30 May 2014

EMBOSCADAS


Quando, em 2011, Merrill Garbus/tUnE-yArDs publicou o literalmente assombroso whokill, prevendo a proverbial metralha acusatória de “saque cultural” a propósito da sua apropriação de padrões rítmicos africanos, cuidou de, à laia de "preemptive strike", interrogar-se publicamente “Que vou eu fazer com isto? Devo pedir autorização? Se tenho medo de pedir autorização, quererá isso dizer que não o deveria fazer? E, se não há ninguém a quem pedi-la, significa que não há problema?” Indo mesmo um pouco mais longe, arriscou o registo provocatório e declarou: “Não me importa se estou a ofender alguém. Não são essas pessoas que me preocupam mas sim aquilo que lhes posso dizer. Até gosto que me acusem de pilhar a música africana se isso me permitir iniciar uma discussão sobre o assunto”. Claro que – para não recuar demasiado no tempo – um século depois de Debussy se ter deixado seduzir pelos gamelãs do Bali, outro tanto de história do jazz (do qual, por sua vez, alguma música erudita se alimentaria), rock’n’roll, samba, reggae, folk-rock e um imenso etc. à volta, é o género de debate que só almas pacientes como Garbus, Paul Simon, David Byrne, Peter Gabriel ou os Vampire Weekend ainda estão dispostas a travar. 

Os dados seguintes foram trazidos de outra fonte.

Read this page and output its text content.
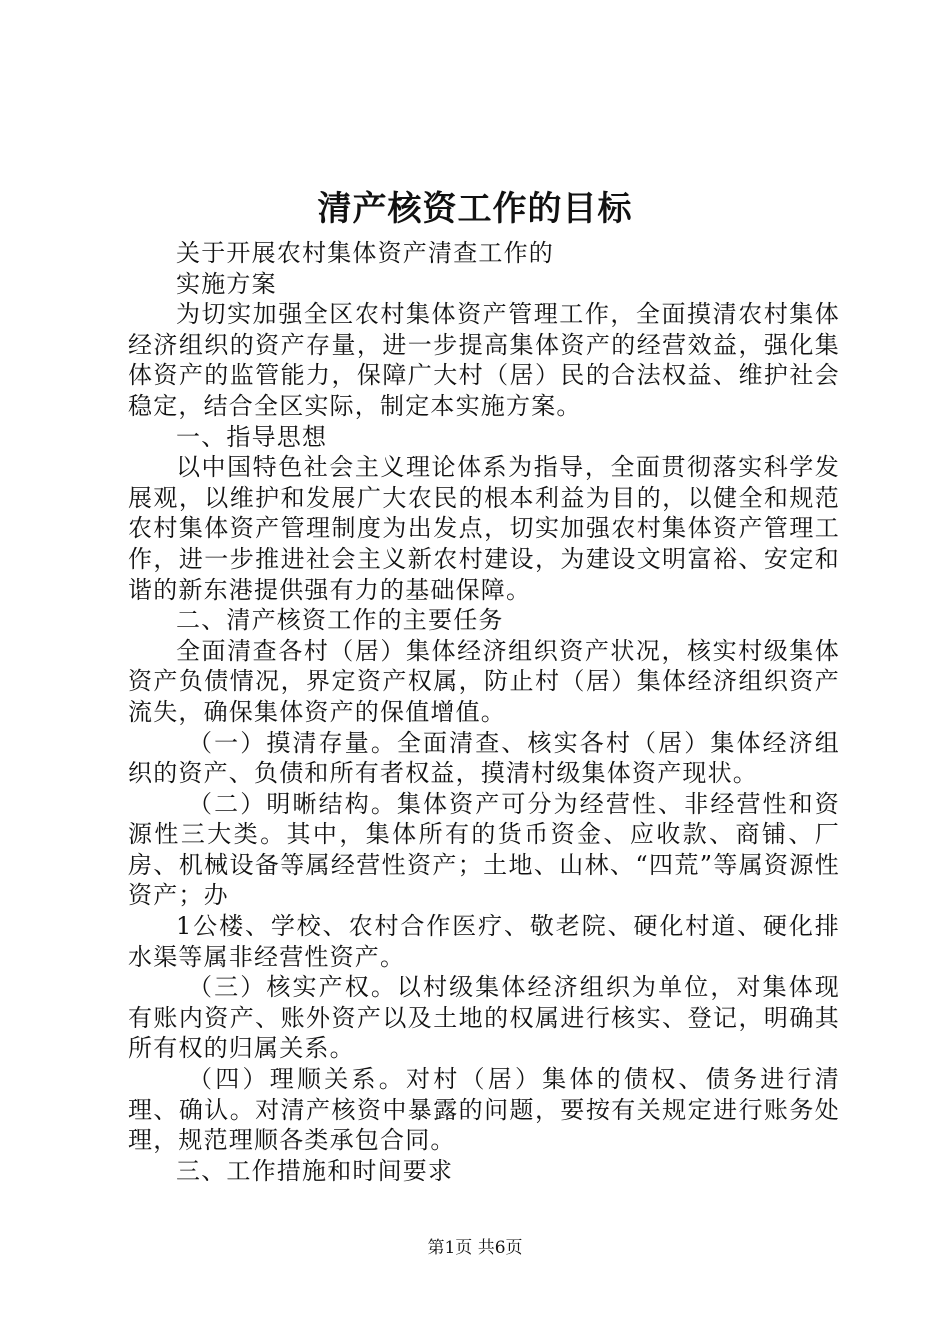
清产核资工作的目标

关于开展农村集体资产清查工作的

实施方案

为切实加强全区农村集体资产管理工作，全面摸清农村集体经济组织的资产存量，进一步提高集体资产的经营效益，强化集体资产的监管能力，保障广大村（居）民的合法权益、维护社会稳定，结合全区实际，制定本实施方案。

一、指导思想

以中国特色社会主义理论体系为指导，全面贯彻落实科学发展观，以维护和发展广大农民的根本利益为目的，以健全和规范农村集体资产管理制度为出发点，切实加强农村集体资产管理工作，进一步推进社会主义新农村建设，为建设文明富裕、安定和谐的新东港提供强有力的基础保障。

二、清产核资工作的主要任务

全面清查各村（居）集体经济组织资产状况，核实村级集体资产负债情况，界定资产权属，防止村（居）集体经济组织资产流失，确保集体资产的保值增值。

（一）摸清存量。全面清查、核实各村（居）集体经济组织的资产、负债和所有者权益，摸清村级集体资产现状。

（二）明晰结构。集体资产可分为经营性、非经营性和资源性三大类。其中，集体所有的货币资金、应收款、商铺、厂房、机械设备等属经营性资产；土地、山林、“四荒”等属资源性资产；办

1公楼、学校、农村合作医疗、敬老院、硬化村道、硬化排水渠等属非经营性资产。

（三）核实产权。以村级集体经济组织为单位，对集体现有账内资产、账外资产以及土地的权属进行核实、登记，明确其所有权的归属关系。

（四）理顺关系。对村（居）集体的债权、债务进行清理、确认。对清产核资中暴露的问题，要按有关规定进行账务处理，规范理顺各类承包合同。

三、工作措施和时间要求

第1页 共6页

Mas o que Merrill menos esperaria é que Chuck Klosterman (suposta luminária da crítica cultural norte-americana), agoniadíssimo porque o “Village Voice” elegera whokill álbum do ano, decidiu decretá-lo como uma daquelas obras que, com a passagem do tempo, cobrirá de vergonha todos os que, então, o louvaram. Exemplos desse tipo de embaraço, evidentemente, abundam. Mas dificilmente se poderia errar mais o alvo escolhendo whokill – objecto absolutamente singular – para o demonstrar. O que, agora, Nikki Nack deixa ainda mais transparentemente claro: engenhosamente concebido como um roteiro de emboscadas sonoras face ao qual é perigoso abrandar a vigilância, Garbus pula vertiginosamente de um Haiti taquicárdico para uma variação sobre a “Modesta Proposta”, de Swift, tal como Laurie Anderson a poderia redesenhar, inventa o formato da canção-que-muda-de-ideias-a-meio-caminho, desacerta, gloriosamente, formas e conteúdos, e, alçada no baixo elasticamente poderoso de Nate Brenner, incita-nos com o grito de guerra “I come from the land of slaves! Let’s go redskins! Let’s go braves!” 

2 comments:

Nuno Gonçalves said...

Comprei este fds. Não há adjectivos para "real thing".

Ouvi tb umas entrevistas da Merril Garbus no YT e dei comigo a pensar que o "Graceland" deve ser um dos discos de música moderna mais influentes de sempre

João Lisboa said...

"o "Graceland" deve ser um dos discos de música moderna mais influentes de sempre"

Sem dúvida.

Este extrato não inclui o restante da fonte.